Yarrow’s mule, which she called Thor, plodded by Melisande’s side. Strapped over his back were two baskets heaped with linens Melisande had purchased in Highloc from a weaver with long red hair and a lanky knock-kneed gait that made him look like a water bird. She sold Punch to purchase these and other supplies that Yarrow had scratched on a list. The witch owned a buck already, and neither she nor Melisande had means, aside from their animals and the skills that supported them. Melisande left the goat in the market with a heavy heart, the knit collar she made to protect him from wolves still around his neck.

Though she was widely known throughout Ason Tae, Melisande got no hostility from anyone here. Perhaps news of her connection to the storm had not reached this far, or perhaps folk hereabouts respected Yarrow and avoided tangling with anyone in her care. One way or another, Melisande was done with pattern sense. Upon her arrival to Yarrow’s place, she dropped her knitting bag in the corner next to the pantry and had not picked it up again.

Yarrow gently suggested that Melisande continue her trade. Winter was upon them and they had their own and their animals’ mouths to feed. The haymonger who lived above the river to the north owed Yarrow some favors, but not enough to feed Thor and the goats over the cold moons. Besides, the witch added, the heart does not like being kept in a bag in the corner. Melisande said nothing to that. Needles and wool had only broken her heart in the end. A ranger unraveled, a slipped stitch and countless rows of tears had brought her to her mother’s way of thinking. Some trades were best left alone. Her heart could stay in the bag for a while.

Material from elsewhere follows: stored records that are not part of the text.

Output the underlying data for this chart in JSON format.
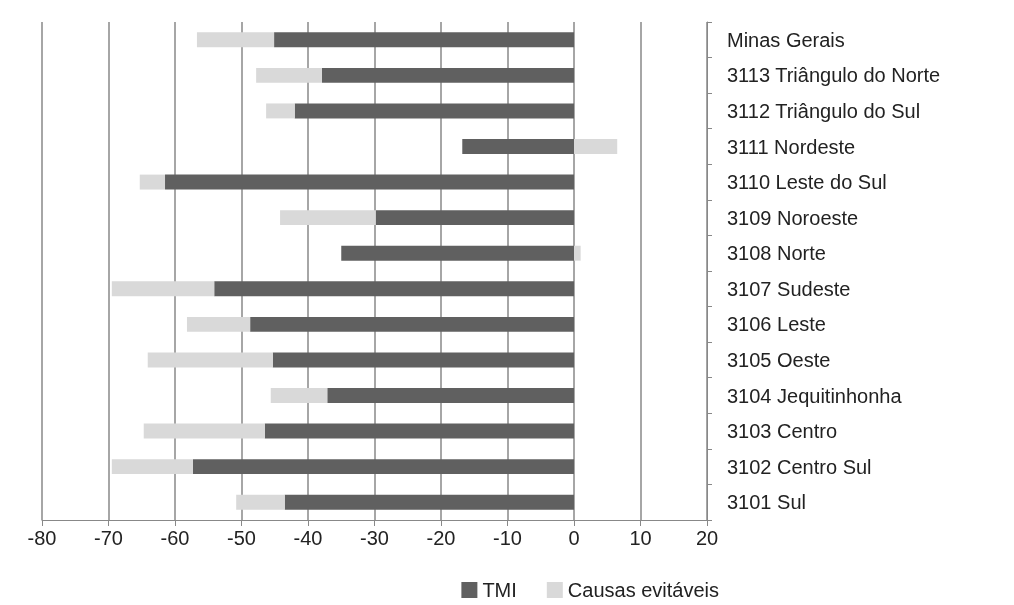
{
  "chart_data": {
    "type": "bar",
    "orientation": "horizontal",
    "stacked": true,
    "categories": [
      "Minas Gerais",
      "3113 Triângulo do Norte",
      "3112 Triângulo do Sul",
      "3111 Nordeste",
      "3110 Leste do Sul",
      "3109 Noroeste",
      "3108 Norte",
      "3107 Sudeste",
      "3106 Leste",
      "3105 Oeste",
      "3104 Jequitinhonha",
      "3103 Centro",
      "3102 Centro Sul",
      "3101 Sul"
    ],
    "series": [
      {
        "name": "TMI",
        "color": "#606060",
        "values": [
          -45.1,
          -37.9,
          -42,
          -16.8,
          -61.5,
          -29.8,
          -35,
          -54.1,
          -48.7,
          -45.3,
          -37.1,
          -46.5,
          -57.3,
          -43.5
        ]
      },
      {
        "name": "Causas evitáveis",
        "color": "#d9d9d9",
        "values": [
          -11.6,
          -9.9,
          -4.3,
          6.5,
          -3.8,
          -14.4,
          1,
          -15.4,
          -9.5,
          -18.8,
          -8.5,
          -18.2,
          -12.2,
          -7.3
        ]
      }
    ],
    "xlim": [
      -80,
      20
    ],
    "xticks": [
      -80,
      -70,
      -60,
      -50,
      -40,
      -30,
      -20,
      -10,
      0,
      10,
      20
    ],
    "grid": "x",
    "legend": "bottom"
  }
}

To ease Yarrow’s back and mind, Melisande kept the house clean, cooked meals and helped to strip, sort, cut, grind and blend leaves, flowers, bark and roots to store in the cabinet where the witch kept the supplies of her craft. When the crone went down into her rough earthen cellar and sang life into her spells before a stone altar, Melisande went outside to chop and stack wood, milk the goats, feed the chickens and geese and muck the barn.